The signs were there I just didn’t want to listen. The signs were there I just didn’t want to see it. The gifts you bought, the cruel words you said, the little ways you made me feel like less of a woman. I saw it coming.
You broke me like a wrangler breaks a horse. First you started with things that I swore didn’t hurt but they broke my spirit but by bit until I swore that I couldn’t even feel it. As I lay at home in my own bed I knew that you were killing me bit by bit.
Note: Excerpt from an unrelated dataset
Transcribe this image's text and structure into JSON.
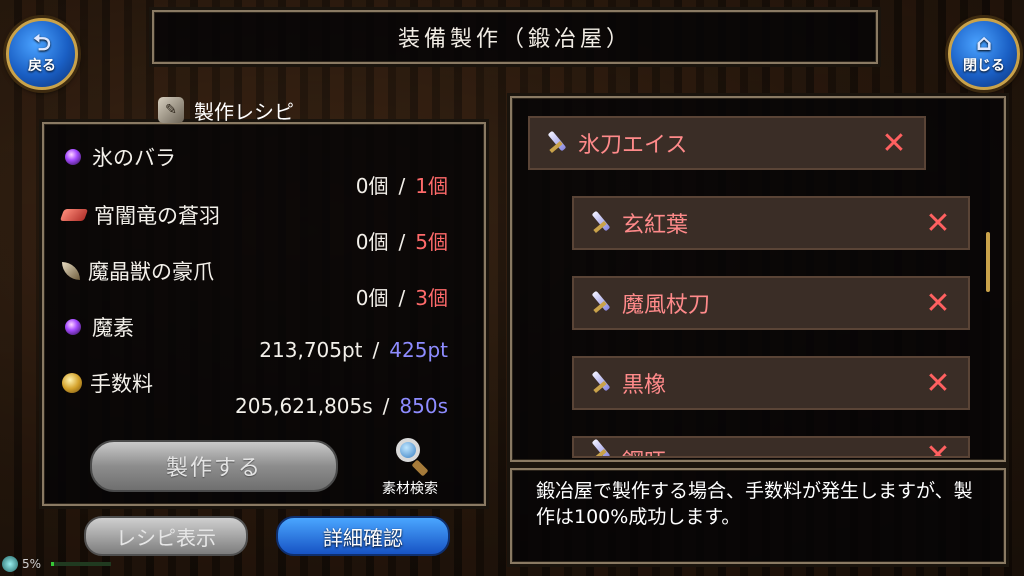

I couldn’t bear the thought of my friends seeing me as a lesser being. My nails, hair and face were always freshly done. I could buy my mother the little things that made her life divine and slowly I could see her esteem of me rise. I could act like the person I fear to be and floss with your money.
You created my dependence like a drug dealer with a junkie. First it was material things and then it was your laughter, love and your anger. You gave me until I was drunk and felt material bliss, the latest clothing, make up brand, my favourite designer hand bag, the luxury of takeout grilled on an open fire and then you tamed me by conditioning responses like Pavlov’s dogs and the bells.
I saw this coming. I just didn’t want to believe. I knew one day you’d kill me but somehow with every beating you never once got my blood on your sleeve.
You were always so sorry and always so forgiving for my bad behaviour, I knew you needed me, I knew I was nothing without you, only you can/could love me the way you do. If I had just gotten home earlier from my father’s funeral you wouldn’t have gotten mad. If I had just insisted on getting home earlier it wouldn’t have been this bad.
As my body bleeds and I feel my spirit wanting to take its leave I realize that you’ve never really loved me. As my breath is air and blood I realize that they were all right, you’re bad for me. As my body stops feeling pain I realize that you are weak, or else you wouldn’t wait until we are alone to speak to me with your hands, fists, shoes, feet and elbows. As you beg me not to die on you I realize if I ever see you again I will kill you.
You fill my hospital room with flower, fruit juice, and chocolates. My sons stand with clenched fists. My daughter flinches with me every time you caress my cheek. My sisters roll their eyes. My brothers murder you slowly in their minds. My father doesn’t come to visit and my mother pretends. I swear I will never find myself here again. Shame burns my face when my best friend tells me that is what I said the last time.